YLBHI sayangkan cara penanganan unjuk rasa
Sementara itu, sebelumnya dilansir BBC.com, Yayasan Lembaga Bantuan Hukum Indonesia (YLBHI) menyatakan polisi "telah melakukan pelanggaran peraturan Kapolri" saat menangani aksi massa yang menentang pengesahan Undang-Undang Cipta Kerja, pada 6-8 Oktober 2020.
Organisasi ini mencatat tindakan kekerasan oleh aparat polisi terjadi di 18 provinsi dan dinilai melanggar Peraturan Kapolri Nomor 1 Tahun 2010 Tentang Penanggulangan Anarki.
Pernyataan ini dikeluarkan ketika ribuan orang yang terdiri dari buruh, pelajar, dan mahasiswa di beberapa wilayah ditangkap selama tiga hari rangkaian aksi protes.
Belasan orang yang mayoritas mahasiswa di Kabupaten Bekasi, Jawa Barat dan Kota Parepare, Sulawesi Selatan juga dilaporkan luka-luka.
Tapi Mabes Polri berdalih apa yang dilakukan jajarannya saat menghadapi pengunjuk rasa "sudah sesuai aturan".
Direktur YLBHI, Asfinawati, mencatat tindakan kekerasan yang dilakukan kepolisian dalam menangani aksi unjuk rasa menolak Undang-Undang Omnibus Law terjadi di 18 provinsi di seluruh Indonesia, di mana, para pengunjuk rasa dihalang-halangi dengan cara ditangkap sebelum melakukan aksi.
"Apa yang terjadi hari ini betul-betul menggambarkan Telegram Kapolri yang akibatnya menimpa korban sangat banyak," ujar Asfinawati dalam jumpa pers daring.
"Banyak massa aksi ditangkapi di jalan-jalan, di stasiun, bahkan di jembatan," sambungnya.
Asfin menyebut jika merujuk pada Peraturan Kapolri tentang Penanggulangan Anarki, kepolisian bisa membubarkan massa jika terjadi kericuhan.
Tapi yang terjadi di lapangan, katanya, penembakan gas air mata dan meriam air dilakukan ketika massa sedang menyampaikan pendapatnya atau berorasi.

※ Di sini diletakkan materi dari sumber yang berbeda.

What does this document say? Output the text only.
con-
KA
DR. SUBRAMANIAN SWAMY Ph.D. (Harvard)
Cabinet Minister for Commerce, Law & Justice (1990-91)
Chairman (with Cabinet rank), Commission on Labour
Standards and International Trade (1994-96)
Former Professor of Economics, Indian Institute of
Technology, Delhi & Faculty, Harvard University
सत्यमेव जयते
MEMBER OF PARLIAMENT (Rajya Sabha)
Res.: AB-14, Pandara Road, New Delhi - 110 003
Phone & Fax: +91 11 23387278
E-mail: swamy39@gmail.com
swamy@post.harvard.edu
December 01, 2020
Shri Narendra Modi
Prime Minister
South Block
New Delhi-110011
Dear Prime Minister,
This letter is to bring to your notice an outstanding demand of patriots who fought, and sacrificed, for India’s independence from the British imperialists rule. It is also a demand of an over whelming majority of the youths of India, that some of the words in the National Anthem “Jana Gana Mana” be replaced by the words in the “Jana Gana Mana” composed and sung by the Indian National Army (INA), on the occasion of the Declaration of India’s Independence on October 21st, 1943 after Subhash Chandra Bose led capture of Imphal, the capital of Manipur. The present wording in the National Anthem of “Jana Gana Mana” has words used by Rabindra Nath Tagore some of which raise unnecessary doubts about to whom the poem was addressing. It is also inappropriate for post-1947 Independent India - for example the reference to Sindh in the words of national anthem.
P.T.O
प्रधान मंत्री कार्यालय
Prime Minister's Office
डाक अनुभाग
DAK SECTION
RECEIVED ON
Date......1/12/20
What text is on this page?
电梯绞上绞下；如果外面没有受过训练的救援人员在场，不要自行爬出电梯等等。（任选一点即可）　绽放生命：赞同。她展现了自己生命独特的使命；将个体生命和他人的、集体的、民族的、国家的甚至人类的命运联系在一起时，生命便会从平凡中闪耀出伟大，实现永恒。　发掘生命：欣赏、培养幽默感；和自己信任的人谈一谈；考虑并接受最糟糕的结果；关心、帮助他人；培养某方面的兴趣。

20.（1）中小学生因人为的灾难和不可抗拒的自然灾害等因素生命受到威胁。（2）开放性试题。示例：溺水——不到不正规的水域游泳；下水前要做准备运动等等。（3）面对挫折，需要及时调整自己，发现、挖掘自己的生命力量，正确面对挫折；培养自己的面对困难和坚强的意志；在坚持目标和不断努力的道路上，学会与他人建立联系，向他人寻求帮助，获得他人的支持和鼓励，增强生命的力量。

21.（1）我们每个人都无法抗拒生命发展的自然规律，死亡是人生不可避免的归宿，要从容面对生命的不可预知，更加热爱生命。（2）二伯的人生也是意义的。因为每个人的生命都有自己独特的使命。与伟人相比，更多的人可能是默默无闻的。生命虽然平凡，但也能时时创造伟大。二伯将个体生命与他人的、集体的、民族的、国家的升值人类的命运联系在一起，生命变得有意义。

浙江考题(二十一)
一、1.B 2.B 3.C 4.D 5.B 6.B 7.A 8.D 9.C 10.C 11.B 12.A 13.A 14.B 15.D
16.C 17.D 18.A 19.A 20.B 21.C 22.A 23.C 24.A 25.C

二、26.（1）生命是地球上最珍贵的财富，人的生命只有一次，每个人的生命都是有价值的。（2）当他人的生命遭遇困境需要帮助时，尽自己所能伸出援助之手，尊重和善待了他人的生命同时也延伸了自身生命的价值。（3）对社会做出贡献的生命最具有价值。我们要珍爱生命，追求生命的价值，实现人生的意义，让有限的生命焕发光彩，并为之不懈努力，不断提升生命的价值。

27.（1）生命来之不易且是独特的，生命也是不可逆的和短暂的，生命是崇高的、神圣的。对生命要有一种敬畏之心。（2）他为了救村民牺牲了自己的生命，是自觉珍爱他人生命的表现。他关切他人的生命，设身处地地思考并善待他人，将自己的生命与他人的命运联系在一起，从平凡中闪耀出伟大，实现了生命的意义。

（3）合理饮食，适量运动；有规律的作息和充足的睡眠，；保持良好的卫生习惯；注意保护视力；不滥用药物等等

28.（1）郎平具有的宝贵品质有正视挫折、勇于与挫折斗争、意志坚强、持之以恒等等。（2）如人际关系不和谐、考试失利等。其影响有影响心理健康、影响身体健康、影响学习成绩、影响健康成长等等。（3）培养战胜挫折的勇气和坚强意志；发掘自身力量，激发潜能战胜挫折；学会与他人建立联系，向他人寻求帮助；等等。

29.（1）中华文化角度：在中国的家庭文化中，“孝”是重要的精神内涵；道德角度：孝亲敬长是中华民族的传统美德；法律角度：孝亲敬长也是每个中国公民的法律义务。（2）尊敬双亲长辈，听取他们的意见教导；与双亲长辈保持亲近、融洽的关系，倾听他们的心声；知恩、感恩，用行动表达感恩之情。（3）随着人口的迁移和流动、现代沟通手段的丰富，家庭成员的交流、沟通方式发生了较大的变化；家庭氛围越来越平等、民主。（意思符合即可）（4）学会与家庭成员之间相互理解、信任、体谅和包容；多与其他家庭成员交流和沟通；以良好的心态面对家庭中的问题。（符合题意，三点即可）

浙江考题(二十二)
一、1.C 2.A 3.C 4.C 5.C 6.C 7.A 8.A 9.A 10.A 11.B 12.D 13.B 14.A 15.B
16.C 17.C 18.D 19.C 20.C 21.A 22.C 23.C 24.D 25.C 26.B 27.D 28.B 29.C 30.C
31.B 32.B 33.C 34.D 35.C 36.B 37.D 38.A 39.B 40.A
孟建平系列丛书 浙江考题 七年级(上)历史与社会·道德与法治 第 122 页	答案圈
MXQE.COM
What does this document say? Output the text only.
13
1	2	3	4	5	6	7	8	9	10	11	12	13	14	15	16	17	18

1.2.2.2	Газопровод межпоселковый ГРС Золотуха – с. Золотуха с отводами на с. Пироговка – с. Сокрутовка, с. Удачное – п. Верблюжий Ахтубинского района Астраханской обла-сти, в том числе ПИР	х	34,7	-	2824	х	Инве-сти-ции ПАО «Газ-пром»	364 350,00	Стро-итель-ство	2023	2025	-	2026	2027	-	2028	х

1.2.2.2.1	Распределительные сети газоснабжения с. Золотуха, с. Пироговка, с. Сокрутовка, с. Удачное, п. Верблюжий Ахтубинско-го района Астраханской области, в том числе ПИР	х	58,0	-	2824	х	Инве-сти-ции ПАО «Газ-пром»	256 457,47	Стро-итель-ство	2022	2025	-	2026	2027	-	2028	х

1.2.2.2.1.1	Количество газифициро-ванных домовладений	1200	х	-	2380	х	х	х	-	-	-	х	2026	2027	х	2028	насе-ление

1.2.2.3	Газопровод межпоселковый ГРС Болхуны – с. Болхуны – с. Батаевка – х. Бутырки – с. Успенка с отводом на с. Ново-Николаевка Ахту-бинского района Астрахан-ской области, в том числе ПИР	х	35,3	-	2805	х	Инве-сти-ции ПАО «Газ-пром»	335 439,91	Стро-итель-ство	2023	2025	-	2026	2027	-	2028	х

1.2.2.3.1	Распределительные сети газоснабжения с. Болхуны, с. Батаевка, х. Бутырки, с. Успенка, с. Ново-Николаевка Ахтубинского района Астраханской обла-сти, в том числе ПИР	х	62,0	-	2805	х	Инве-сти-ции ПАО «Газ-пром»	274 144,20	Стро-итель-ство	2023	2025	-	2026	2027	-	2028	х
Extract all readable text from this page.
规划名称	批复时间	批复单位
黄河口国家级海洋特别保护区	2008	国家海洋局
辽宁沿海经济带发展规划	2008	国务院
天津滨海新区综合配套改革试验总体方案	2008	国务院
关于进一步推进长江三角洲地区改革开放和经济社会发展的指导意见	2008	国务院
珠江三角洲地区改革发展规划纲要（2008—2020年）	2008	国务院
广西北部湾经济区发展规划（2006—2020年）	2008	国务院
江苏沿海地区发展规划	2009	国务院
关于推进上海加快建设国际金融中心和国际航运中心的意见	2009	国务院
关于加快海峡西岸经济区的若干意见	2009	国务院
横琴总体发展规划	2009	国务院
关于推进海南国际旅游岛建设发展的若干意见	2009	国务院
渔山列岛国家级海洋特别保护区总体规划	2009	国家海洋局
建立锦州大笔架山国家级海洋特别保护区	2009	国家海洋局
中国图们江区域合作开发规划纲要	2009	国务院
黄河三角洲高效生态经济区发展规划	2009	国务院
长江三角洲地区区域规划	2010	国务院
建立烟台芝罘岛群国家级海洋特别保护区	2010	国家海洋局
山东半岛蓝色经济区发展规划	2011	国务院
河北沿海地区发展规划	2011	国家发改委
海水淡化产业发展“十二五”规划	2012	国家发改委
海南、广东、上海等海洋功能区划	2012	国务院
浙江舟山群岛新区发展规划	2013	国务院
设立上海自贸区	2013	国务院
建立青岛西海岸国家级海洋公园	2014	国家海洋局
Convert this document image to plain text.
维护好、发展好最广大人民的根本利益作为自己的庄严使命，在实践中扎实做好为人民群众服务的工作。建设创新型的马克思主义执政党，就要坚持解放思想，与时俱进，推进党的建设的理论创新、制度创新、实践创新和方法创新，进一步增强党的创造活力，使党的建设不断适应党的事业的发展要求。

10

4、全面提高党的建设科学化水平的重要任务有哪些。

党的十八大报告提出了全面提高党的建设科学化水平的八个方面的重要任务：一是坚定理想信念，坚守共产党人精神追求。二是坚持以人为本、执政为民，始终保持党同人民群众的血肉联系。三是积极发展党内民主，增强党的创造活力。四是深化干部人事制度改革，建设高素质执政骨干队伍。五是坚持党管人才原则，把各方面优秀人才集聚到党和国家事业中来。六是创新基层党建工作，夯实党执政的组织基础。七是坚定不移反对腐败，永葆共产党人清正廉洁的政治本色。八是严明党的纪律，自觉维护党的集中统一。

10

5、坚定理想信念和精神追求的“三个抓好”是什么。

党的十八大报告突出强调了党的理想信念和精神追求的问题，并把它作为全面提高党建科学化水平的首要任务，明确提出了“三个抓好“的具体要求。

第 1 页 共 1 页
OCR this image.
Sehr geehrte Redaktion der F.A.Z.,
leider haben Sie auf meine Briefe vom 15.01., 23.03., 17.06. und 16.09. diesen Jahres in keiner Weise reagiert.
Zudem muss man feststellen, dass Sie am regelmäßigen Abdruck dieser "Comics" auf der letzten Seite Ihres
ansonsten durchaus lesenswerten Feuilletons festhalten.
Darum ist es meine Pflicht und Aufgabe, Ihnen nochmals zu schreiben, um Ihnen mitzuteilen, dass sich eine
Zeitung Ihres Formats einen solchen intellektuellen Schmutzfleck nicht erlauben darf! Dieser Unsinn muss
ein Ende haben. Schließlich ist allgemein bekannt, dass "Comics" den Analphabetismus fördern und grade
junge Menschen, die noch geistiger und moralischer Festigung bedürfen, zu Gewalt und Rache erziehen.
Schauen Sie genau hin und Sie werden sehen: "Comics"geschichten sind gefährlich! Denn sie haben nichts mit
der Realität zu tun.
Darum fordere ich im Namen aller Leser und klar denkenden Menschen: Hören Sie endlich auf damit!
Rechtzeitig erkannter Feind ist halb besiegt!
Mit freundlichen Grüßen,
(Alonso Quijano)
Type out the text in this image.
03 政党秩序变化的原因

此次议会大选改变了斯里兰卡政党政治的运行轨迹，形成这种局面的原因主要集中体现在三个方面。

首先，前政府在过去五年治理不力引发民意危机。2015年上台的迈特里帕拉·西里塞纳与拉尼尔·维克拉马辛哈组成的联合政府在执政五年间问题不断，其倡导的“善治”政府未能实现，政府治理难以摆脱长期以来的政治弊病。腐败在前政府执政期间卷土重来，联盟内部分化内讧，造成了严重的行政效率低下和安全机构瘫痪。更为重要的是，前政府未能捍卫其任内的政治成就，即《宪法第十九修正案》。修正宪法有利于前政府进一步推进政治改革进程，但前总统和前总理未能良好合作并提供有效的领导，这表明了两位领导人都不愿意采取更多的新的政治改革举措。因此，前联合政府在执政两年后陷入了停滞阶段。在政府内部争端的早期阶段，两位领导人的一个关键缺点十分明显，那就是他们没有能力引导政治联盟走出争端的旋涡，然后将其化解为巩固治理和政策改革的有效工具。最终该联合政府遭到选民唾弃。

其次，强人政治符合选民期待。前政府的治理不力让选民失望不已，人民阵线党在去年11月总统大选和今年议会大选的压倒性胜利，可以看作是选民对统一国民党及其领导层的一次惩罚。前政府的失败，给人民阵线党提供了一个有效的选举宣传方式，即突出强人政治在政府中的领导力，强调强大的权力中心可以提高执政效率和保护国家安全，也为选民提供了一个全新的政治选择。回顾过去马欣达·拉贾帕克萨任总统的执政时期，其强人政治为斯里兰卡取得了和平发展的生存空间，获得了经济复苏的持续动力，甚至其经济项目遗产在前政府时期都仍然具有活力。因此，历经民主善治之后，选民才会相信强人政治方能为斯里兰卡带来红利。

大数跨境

"Kalaupun mau dibubarkan bukan massa, tapi orang yang membuat kericuhan."
YLBHI menilai kepolisian sebagai aparat negara sudah menjadi "alat pemerintah agar Omnibus Law diberlakukan."
Selain penangkapan, YLBHI juga menerima laporan adanya pemukulan dan penelanjangan terhadap pengunjuk rasa yang ditangkap. Hal itu, menurutnya, menunjukkan "brutalitas polisi".
Tak cuma itu, para pendamping hukum di beberapa daerah tak diberi kesempatan untuk melakukan pendampingan terhadap orang-orang yang ditangkap.